Following the break, we pedaled a short distance to the site of the Fullton Bag and Cotton Mills.  A portion of the historic mill was converted to loft apartments in the late 90s.  Hundred year old walls overlook the inviting modern pool.  Just around the corner, we rode through a residence of a different sort, the Historic Oakland Cemetery.  The cemetery predates the Civil War and serves as both a final resting place and peaceful city park.
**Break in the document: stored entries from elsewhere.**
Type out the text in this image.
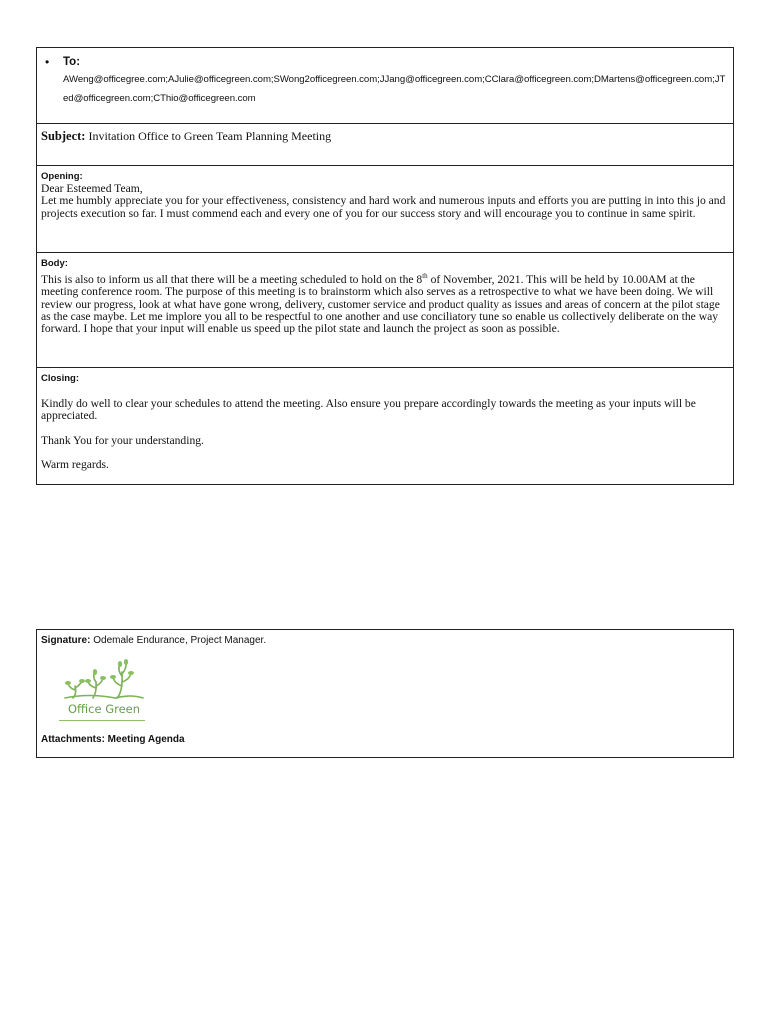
•	To:
AWeng@officegree.com;AJulie@officegreen.com;SWong2officegreen.com;JJang@officegreen.com;CClara@officegreen.com;DMartens@officegreen.com;JTed@officegreen.com;CThio@officegreen.com
Subject: Invitation Office to Green Team Planning Meeting
Opening:

Dear Esteemed Team,

Let me humbly appreciate you for your effectiveness, consistency and hard work and numerous inputs and efforts you are putting in into this jo and projects execution so far. I must commend each and every one of you for our success story and will encourage you to continue in same spirit.

Body:

This is also to inform us all that there will be a meeting scheduled to hold on the 8th of November, 2021. This will be held by 10.00AM at the meeting conference room. The purpose of this meeting is to brainstorm which also serves as a retrospective to what we have been doing. We will review our progress, look at what have gone wrong, delivery, customer service and product quality as issues and areas of concern at the pilot stage as the case maybe. Let me implore you all to be respectful to one another and use conciliatory tune so enable us collectively deliberate on the way forward. I hope that your input will enable us speed up the pilot state and launch the project as soon as possible.

Closing:

Kindly do well to clear your schedules to attend the meeting. Also ensure you prepare accordingly towards the meeting as your inputs will be appreciated.

Thank You for your understanding.

Warm regards.

Signature: Odemale Endurance, Project Manager.
Office Green
Attachments: Meeting Agenda
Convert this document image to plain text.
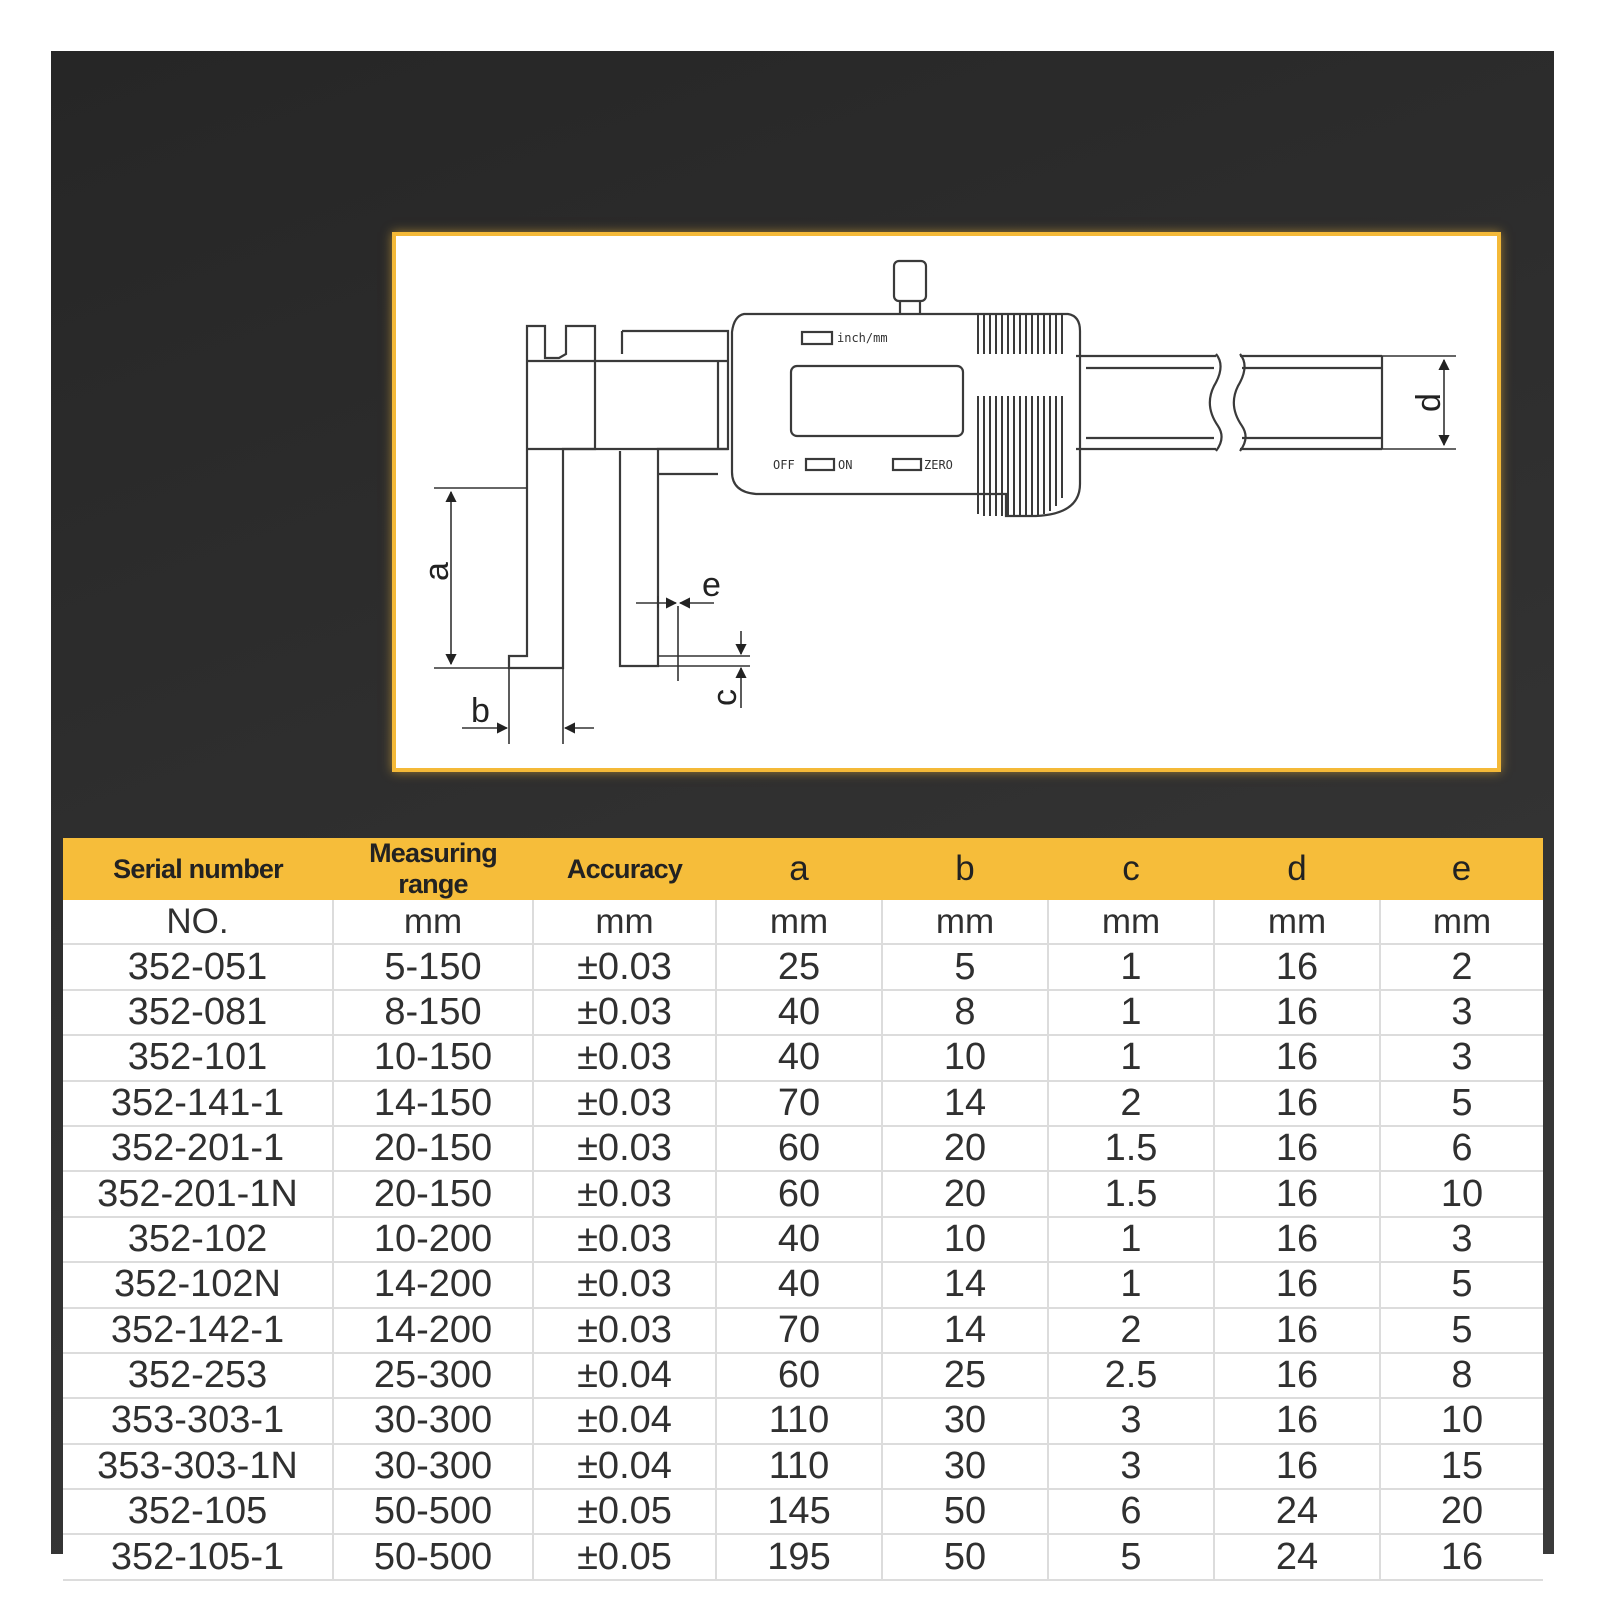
inch/mm
OFF	ON	ZERO
a
b	c
d
e
Serial number	Measuring range	Accuracy	a	b	c	d	e
NO.	mm	mm	mm	mm	mm	mm	mm
352-051	5-150	±0.03	25	5	1	16	2
352-081	8-150	±0.03	40	8	1	16	3
352-101	10-150	±0.03	40	10	1	16	3
352-141-1	14-150	±0.03	70	14	2	16	5
352-201-1	20-150	±0.03	60	20	1.5	16	6
352-201-1N	20-150	±0.03	60	20	1.5	16	10
352-102	10-200	±0.03	40	10	1	16	3
352-102N	14-200	±0.03	40	14	1	16	5
352-142-1	14-200	±0.03	70	14	2	16	5
352-253	25-300	±0.04	60	25	2.5	16	8
353-303-1	30-300	±0.04	110	30	3	16	10
353-303-1N	30-300	±0.04	110	30	3	16	15
352-105	50-500	±0.05	145	50	6	24	20
352-105-1	50-500	±0.05	195	50	5	24	16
The final leg of the tour took us past the Ebenezer Baptist Church and the King Center, once again, before returning to the bike shop.

What We Liked

  • Just about everything.  The location of the shop and tour route are nearly ideal to experience a cross-section of Atlanta.
  • The bikes were in very good condition (a couple were brand new) and set up for us in advance.  The name tags were a nice touch.
  • Walt was an enthusiastic, knowledgeable guide.  Sara was learning the ropes and having a second guide to help with intersections in busy Atlanta added to our safety.
  • Plenty of water provided before and after the ride.

What Could be Better

  • One of our riders had requested an e-bike.  She wasn’t able to use the throttle, but the pedal assist worked fine.  Kudos to Walt for emailing us after the ride to explain the quirks of how that bike usually works.
  • I sure could have gone for that King of Pops popsicle  🙂

Should You Go?

Absolutely, highly recommended!  

Of note, Bicycle Tours of Atlanta also runs “Street Art” and “Twilight” tours.